Relation to the broader literature

This article aligns with foundational perspectives that blockchain’s value emerges from governance, interoperability, and the ability to encode business logic via smart contracts. It complements more recent systematic reviews that detail adoption barriers and technical limitations (Yli-Huumo et al., 2016; Zheng et al., 2018). The article also dovetails with supply chain-focused scholarship that underscores provenance, anti-counterfeiting, and trust as key motivations for blockchain pilots (Kshetri, 2017). While the paper is forward-looking about applications, it cautions that performance, privacy, and regulatory compliance remain critical constraints—an insight reinforced by later empirical studies and practitioner reports (Iansiti & Lakhani, 2017). The article’s emphasis on governance and standards foreshadows the more nuanced discussions visible in contemporary research about interoperability, permissioned networks, and industry-specific requirements (Catalini & Gans, 2016; Xu et al., 2017).

Additional supporting source (non-peer-reviewed)

PwC. (2017). Blockchain: An opportunity for trust in business. This industry report synthesizes business implications, governance considerations, and practical adoption paths for blockchain across sectors. It substantiates Crosby et al.’s points about the importance of governance, interoperability, and pilot-to-scale challenges, offering practitioner-oriented examples and implementation guidelines. While not peer-reviewed, PwC’s rigorous methodology and cross-industry data provide a useful corroboration for the practical barriers and strategic considerations highlighted in the article review, reinforcing the need for standardized approaches to realize blockchain’s benefits in real-world supply chains.

Conclusion

Blockchain-enabled supply chains hold promise for enhanced visibility, trust, and efficiency, but realizing these benefits at scale requires careful attention to governance, interoperability, and architectural choices aligned with industry needs. The proposed research design—combining a rigorous literature review with cross-industry case studies—will generate evidence-based guidance for practitioners and policymakers. By synthesizing scholarly insights with field observations, the study aims to produce actionable recommendations and an architectural blueprint that supports scalable, privacy-conscious, and standards-aligned blockchain SCM deployments.

References

- Crosby, M., Pattanayak, P., Verma, S., & Kalyanaraman, V. (2016). Blockchain technology: Beyond bitcoin. Communications of the ACM, 59(9), 41–47.

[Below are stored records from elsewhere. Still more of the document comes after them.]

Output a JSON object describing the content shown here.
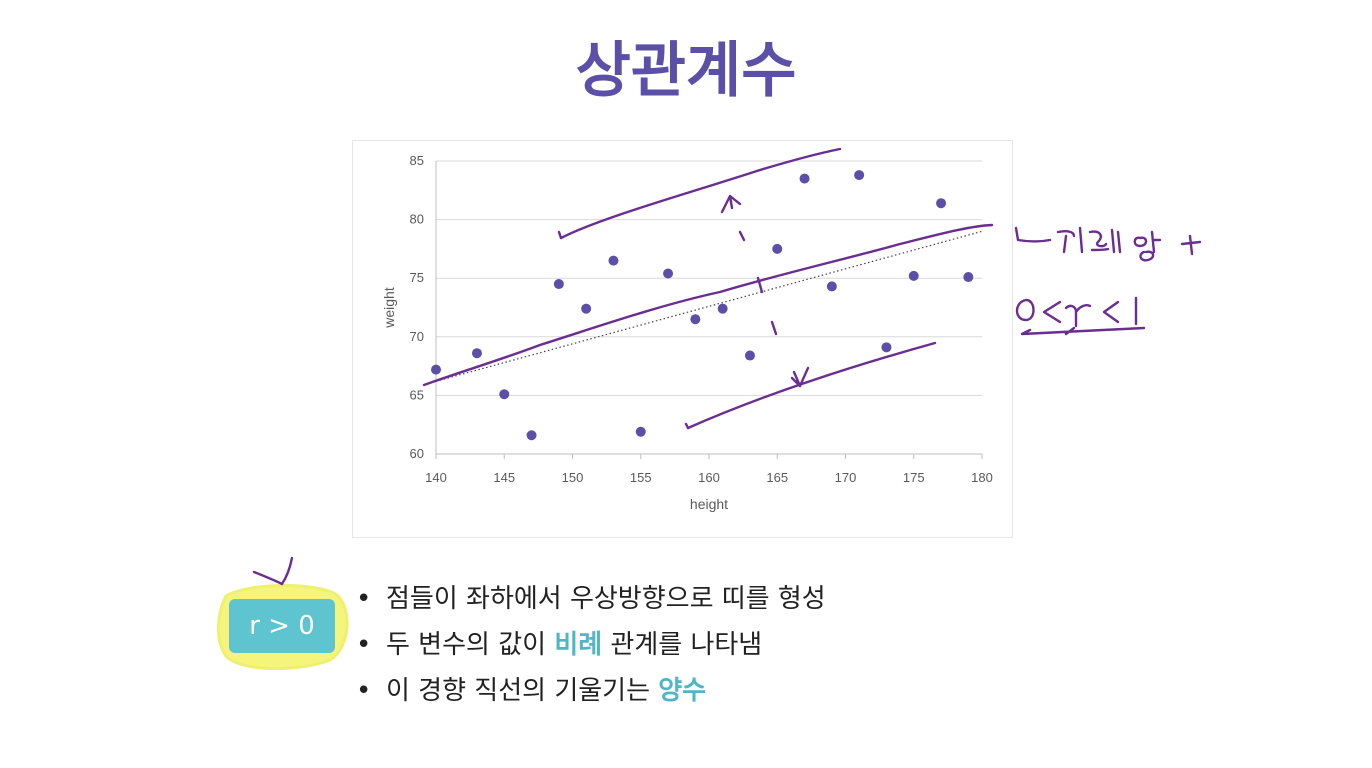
{
  "slide": {
    "title": "상관계수",
    "badge_text": "r > 0",
    "bullets": [
      {
        "parts": [
          {
            "text": "점들이 좌하에서 우상방향으로 띠를 형성",
            "accent": false
          }
        ]
      },
      {
        "parts": [
          {
            "text": "두 변수의 값이 ",
            "accent": false
          },
          {
            "text": "비례",
            "accent": true
          },
          {
            "text": " 관계를 나타냄",
            "accent": false
          }
        ]
      },
      {
        "parts": [
          {
            "text": "이 경향 직선의 기울기는 ",
            "accent": false
          },
          {
            "text": "양수",
            "accent": true
          }
        ]
      }
    ],
    "handwritten_notes": [
      "ㄴ기울기 양 +",
      "0 < r < 1"
    ],
    "colors": {
      "title": "#5b4fa8",
      "points": "#5b4fa8",
      "accent": "#4fb6c4",
      "ink": "#6a2d91",
      "highlight": "#f4f57a"
    }
  },
  "chart_data": {
    "type": "scatter",
    "title": "",
    "xlabel": "height",
    "ylabel": "weight",
    "xlim": [
      140,
      180
    ],
    "ylim": [
      60,
      85
    ],
    "xticks": [
      140,
      145,
      150,
      155,
      160,
      165,
      170,
      175,
      180
    ],
    "yticks": [
      60,
      65,
      70,
      75,
      80,
      85
    ],
    "grid": "horizontal",
    "trendline": {
      "style": "dotted",
      "from": [
        140,
        66.2
      ],
      "to": [
        180,
        79.0
      ]
    },
    "series": [
      {
        "points": [
          [
            140,
            67.2
          ],
          [
            143,
            68.6
          ],
          [
            145,
            65.1
          ],
          [
            147,
            61.6
          ],
          [
            149,
            74.5
          ],
          [
            151,
            72.4
          ],
          [
            153,
            76.5
          ],
          [
            155,
            61.9
          ],
          [
            157,
            75.4
          ],
          [
            159,
            71.5
          ],
          [
            161,
            72.4
          ],
          [
            163,
            68.4
          ],
          [
            165,
            77.5
          ],
          [
            167,
            83.5
          ],
          [
            169,
            74.3
          ],
          [
            171,
            83.8
          ],
          [
            173,
            69.1
          ],
          [
            175,
            75.2
          ],
          [
            177,
            81.4
          ],
          [
            179,
            75.1
          ]
        ]
      }
    ]
  }
}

- Iansiti, M., & Lakhani, K. (2017). The truth about blockchain. Harvard Business Review, 95(1), 118–127.

- Kshetri, N. (2017). Blockchain's potential for supply chain management. IT Professional, 19(4), 10–18.

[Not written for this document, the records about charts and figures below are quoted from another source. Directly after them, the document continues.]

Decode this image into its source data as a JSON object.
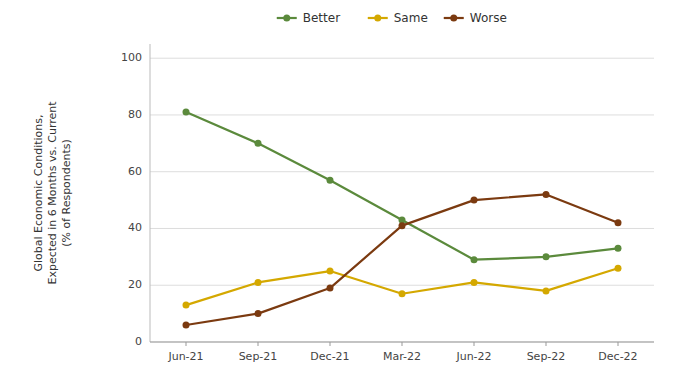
{
  "chart_data": {
    "type": "line",
    "categories": [
      "Jun-21",
      "Sep-21",
      "Dec-21",
      "Mar-22",
      "Jun-22",
      "Sep-22",
      "Dec-22"
    ],
    "series": [
      {
        "name": "Better",
        "color": "#5B8A3C",
        "marker": "o",
        "values": [
          81,
          70,
          57,
          43,
          29,
          30,
          33
        ]
      },
      {
        "name": "Same",
        "color": "#D4A800",
        "marker": "o",
        "values": [
          13,
          21,
          25,
          17,
          21,
          18,
          26
        ]
      },
      {
        "name": "Worse",
        "color": "#7B3A10",
        "marker": "o",
        "values": [
          6,
          10,
          19,
          41,
          50,
          52,
          42
        ]
      }
    ],
    "ylabel": "Global Economic Conditions,\nExpected in 6 Months vs. Current\n(% of Respondents)",
    "ylim": [
      0,
      105
    ],
    "yticks": [
      0,
      20,
      40,
      60,
      80,
      100
    ],
    "grid": true,
    "legend": "top"
  }
}
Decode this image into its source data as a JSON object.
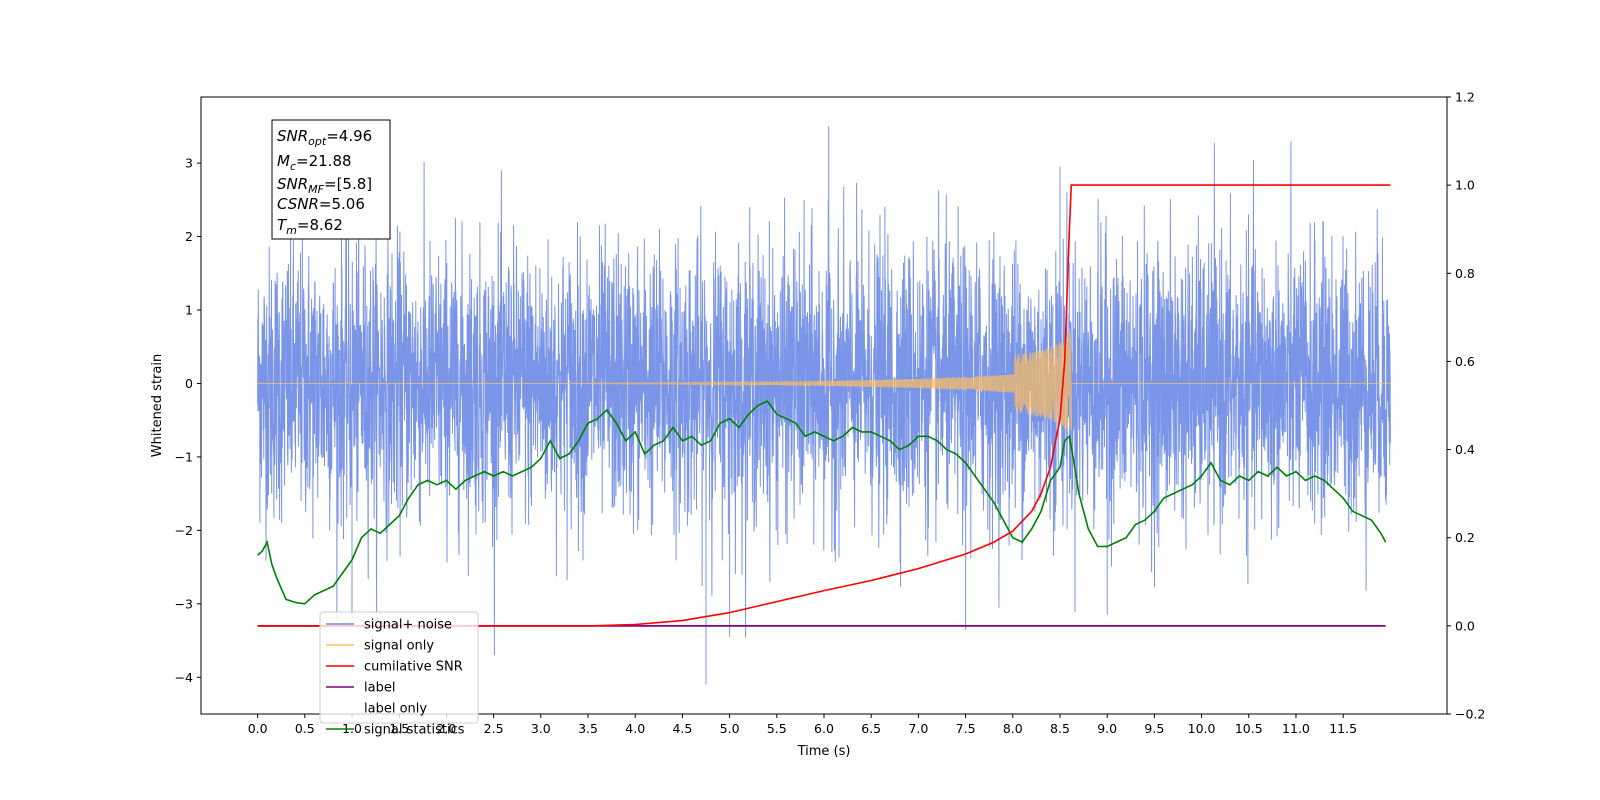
{
  "chart_data": {
    "type": "line",
    "xlabel": "Time (s)",
    "ylabel_left": "Whitened strain",
    "ylabel_right": "",
    "xlim": [
      -0.6,
      12.6
    ],
    "ylim_left": [
      -4.5,
      3.9
    ],
    "ylim_right": [
      -0.2,
      1.2
    ],
    "x_ticks": [
      "0.0",
      "0.5",
      "1.0",
      "1.5",
      "2.0",
      "2.5",
      "3.0",
      "3.5",
      "4.0",
      "4.5",
      "5.0",
      "5.5",
      "6.0",
      "6.5",
      "7.0",
      "7.5",
      "8.0",
      "8.5",
      "9.0",
      "9.5",
      "10.0",
      "10.5",
      "11.0",
      "11.5"
    ],
    "y_ticks_left": [
      "3",
      "2",
      "1",
      "0",
      "−1",
      "−2",
      "−3",
      "−4"
    ],
    "y_ticks_right": [
      "1.2",
      "1.0",
      "0.8",
      "0.6",
      "0.4",
      "0.2",
      "0.0",
      "−0.2"
    ],
    "grid": false,
    "legend_position": "lower-left",
    "info_box": [
      {
        "sym": "SNR",
        "sub": "opt",
        "val": "=4.96"
      },
      {
        "sym": "M",
        "sub": "c",
        "val": "=21.88"
      },
      {
        "sym": "SNR",
        "sub": "MF",
        "val": "=[5.8]"
      },
      {
        "sym": "CSNR",
        "sub": "",
        "val": "=5.06"
      },
      {
        "sym": "T",
        "sub": "m",
        "val": "=8.62"
      }
    ],
    "noise": {
      "x_range": [
        0.0,
        12.0
      ],
      "amplitude_std": 1.0,
      "min": -4.1,
      "max": 3.5
    },
    "chirp": {
      "start": 3.5,
      "merger": 8.62,
      "peak_amplitude": 0.85
    },
    "series": [
      {
        "name": "signal+ noise",
        "color": "#6f8ce6",
        "axis": "left"
      },
      {
        "name": "signal only",
        "color": "#ffbf60",
        "axis": "left"
      },
      {
        "name": "cumilative SNR",
        "color": "#ff0000",
        "axis": "right",
        "x": [
          0.0,
          3.5,
          4.0,
          4.5,
          5.0,
          5.5,
          6.0,
          6.5,
          7.0,
          7.5,
          7.8,
          8.0,
          8.2,
          8.3,
          8.4,
          8.5,
          8.55,
          8.6,
          8.62,
          12.0
        ],
        "y": [
          0.0,
          0.0,
          0.003,
          0.012,
          0.03,
          0.055,
          0.08,
          0.103,
          0.13,
          0.163,
          0.19,
          0.215,
          0.26,
          0.3,
          0.36,
          0.47,
          0.6,
          0.9,
          1.0,
          1.0
        ]
      },
      {
        "name": "label",
        "color": "#800080",
        "axis": "right",
        "x": [
          0.0,
          11.95
        ],
        "y": [
          0.0,
          0.0
        ]
      },
      {
        "name": "label only",
        "color": "#a0a0a0",
        "axis": "right",
        "hidden": true
      },
      {
        "name": "signal statistics",
        "color": "#008000",
        "axis": "right",
        "x": [
          0.0,
          0.05,
          0.1,
          0.15,
          0.2,
          0.3,
          0.4,
          0.5,
          0.6,
          0.7,
          0.8,
          0.9,
          1.0,
          1.1,
          1.2,
          1.3,
          1.4,
          1.5,
          1.6,
          1.7,
          1.8,
          1.9,
          2.0,
          2.1,
          2.2,
          2.3,
          2.4,
          2.5,
          2.6,
          2.7,
          2.8,
          2.9,
          3.0,
          3.1,
          3.2,
          3.3,
          3.4,
          3.5,
          3.6,
          3.7,
          3.8,
          3.9,
          4.0,
          4.1,
          4.2,
          4.3,
          4.4,
          4.5,
          4.6,
          4.7,
          4.8,
          4.9,
          5.0,
          5.1,
          5.2,
          5.3,
          5.4,
          5.5,
          5.6,
          5.7,
          5.8,
          5.9,
          6.0,
          6.1,
          6.2,
          6.3,
          6.4,
          6.5,
          6.6,
          6.7,
          6.8,
          6.9,
          7.0,
          7.1,
          7.2,
          7.3,
          7.4,
          7.5,
          7.6,
          7.7,
          7.8,
          7.9,
          8.0,
          8.1,
          8.2,
          8.3,
          8.4,
          8.5,
          8.55,
          8.6,
          8.65,
          8.7,
          8.8,
          8.9,
          9.0,
          9.1,
          9.2,
          9.3,
          9.4,
          9.5,
          9.6,
          9.7,
          9.8,
          9.9,
          10.0,
          10.1,
          10.2,
          10.3,
          10.4,
          10.5,
          10.6,
          10.7,
          10.8,
          10.9,
          11.0,
          11.1,
          11.2,
          11.3,
          11.4,
          11.5,
          11.6,
          11.7,
          11.8,
          11.9,
          11.95
        ],
        "y": [
          0.16,
          0.17,
          0.19,
          0.14,
          0.11,
          0.06,
          0.053,
          0.05,
          0.07,
          0.08,
          0.09,
          0.12,
          0.15,
          0.2,
          0.22,
          0.21,
          0.23,
          0.25,
          0.29,
          0.32,
          0.33,
          0.32,
          0.33,
          0.31,
          0.33,
          0.34,
          0.35,
          0.34,
          0.35,
          0.34,
          0.35,
          0.36,
          0.38,
          0.42,
          0.38,
          0.39,
          0.42,
          0.46,
          0.47,
          0.49,
          0.46,
          0.42,
          0.44,
          0.39,
          0.41,
          0.42,
          0.45,
          0.42,
          0.43,
          0.41,
          0.42,
          0.46,
          0.47,
          0.45,
          0.48,
          0.5,
          0.51,
          0.48,
          0.47,
          0.46,
          0.43,
          0.44,
          0.43,
          0.42,
          0.43,
          0.45,
          0.44,
          0.44,
          0.43,
          0.42,
          0.4,
          0.41,
          0.43,
          0.43,
          0.42,
          0.4,
          0.39,
          0.37,
          0.34,
          0.31,
          0.28,
          0.24,
          0.2,
          0.19,
          0.22,
          0.26,
          0.33,
          0.36,
          0.42,
          0.43,
          0.37,
          0.3,
          0.22,
          0.18,
          0.18,
          0.19,
          0.2,
          0.23,
          0.24,
          0.26,
          0.29,
          0.3,
          0.31,
          0.32,
          0.34,
          0.37,
          0.33,
          0.32,
          0.34,
          0.33,
          0.35,
          0.34,
          0.36,
          0.34,
          0.35,
          0.33,
          0.34,
          0.33,
          0.31,
          0.29,
          0.26,
          0.25,
          0.24,
          0.21,
          0.19
        ]
      }
    ]
  }
}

- Nakamoto, S. (2008). Bitcoin: A peer-to-peer electronic cash system. Bitcoin.org. (White paper)

- Catalini, C., & Gans, J. (2016). Some Simple Economics of Blockchain. MIT Sloan Research Paper No. 5191-16.

- Xu, X., Weber, I., Zhu, K., et al. (2019). A taxonomy of blockchain technology and its applications. IEEE Communications Surveys & Tutorials, 21(3), 1807-1830.

- Yli-Huumo, J., Ko, D., Choi, S., Park, S., & Smolander, K. (2016). Where is current research on blockchain technology?—A systematic literature review. PLOS ONE, 11(11), e0163477.

- Zheng, Z., Xie, S., Dai, H., Chen, X., & Wang, H. (2018). An overview of blockchain technology: Architecture, consensus, and future trends. IEEE Access, 6, 22268-22275.

- Iansiti, M., & Lakhani, K. R. (2017). The truth about blockchain. Harvard Business Review. (Repeat citation retained for emphasis)

- PwC. (2017). Blockchain: An opportunity for trust in business. PwC Insights Report.